Last weekend a new generation of veterans, convened by Iraq Veterans Against the War (IVAW) gathered for "Winter Soldier: Iraq & Afghanistan," powerful hearings on the current occupations. Jeff Cohen, founder of FAIR, called the event a “victory for independent media.” Modeled after the original Winter Soldier hearings about the Vietnam War in 1971, the 2008 hearings revealed the real experiences of U.S. troops. Soldiers spoke of Iraqi families cut down by machine fire at checkpoints, of torture and abuse, and racism and sexism directed at the occupied peoples and US troops.
The hearings opened at the end of a week in which 12 US soldiers died in Iraq, pushing the total to just under 4,000 on the fifth anniversary of the invasion.
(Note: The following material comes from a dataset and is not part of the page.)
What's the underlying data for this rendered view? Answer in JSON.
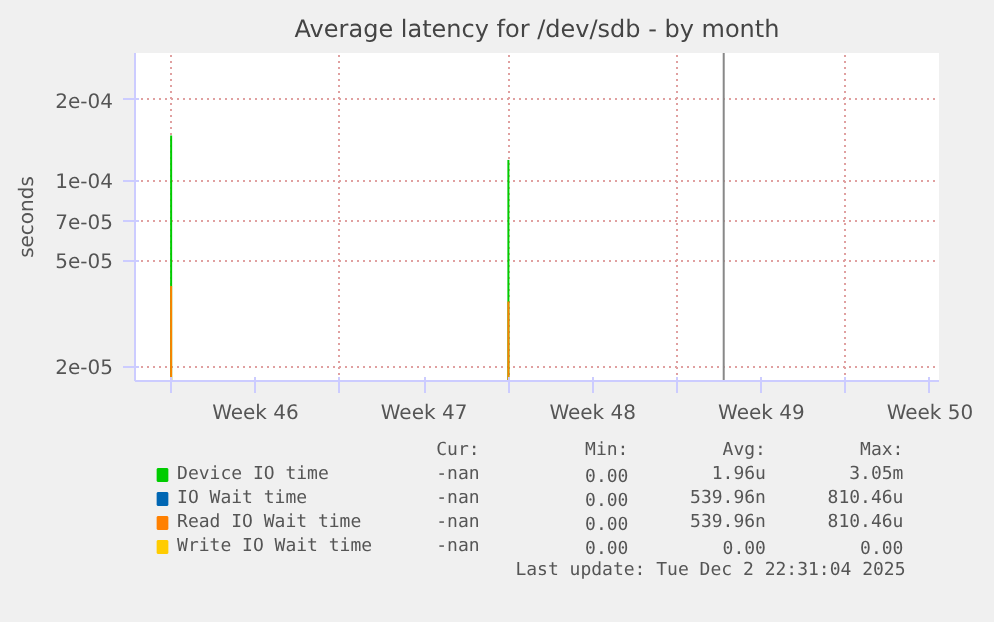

For the most part, the mainstream media ignored the groundbreaking event. As of March 17, CNN, FOX News, ABC News, CBS, and MSNBC had provided no coverage.
KPFA launched its Internet-based War Comes Home project late last year to “put a human face” on the Iraq war. In covering the hearings, the plan was to suspend regular KPFA programming March 14-16 to broadcast the historic gathering held near Washington, DC at the National Labor College in Silver Spring, Maryland and make a live web-stream available worldwide.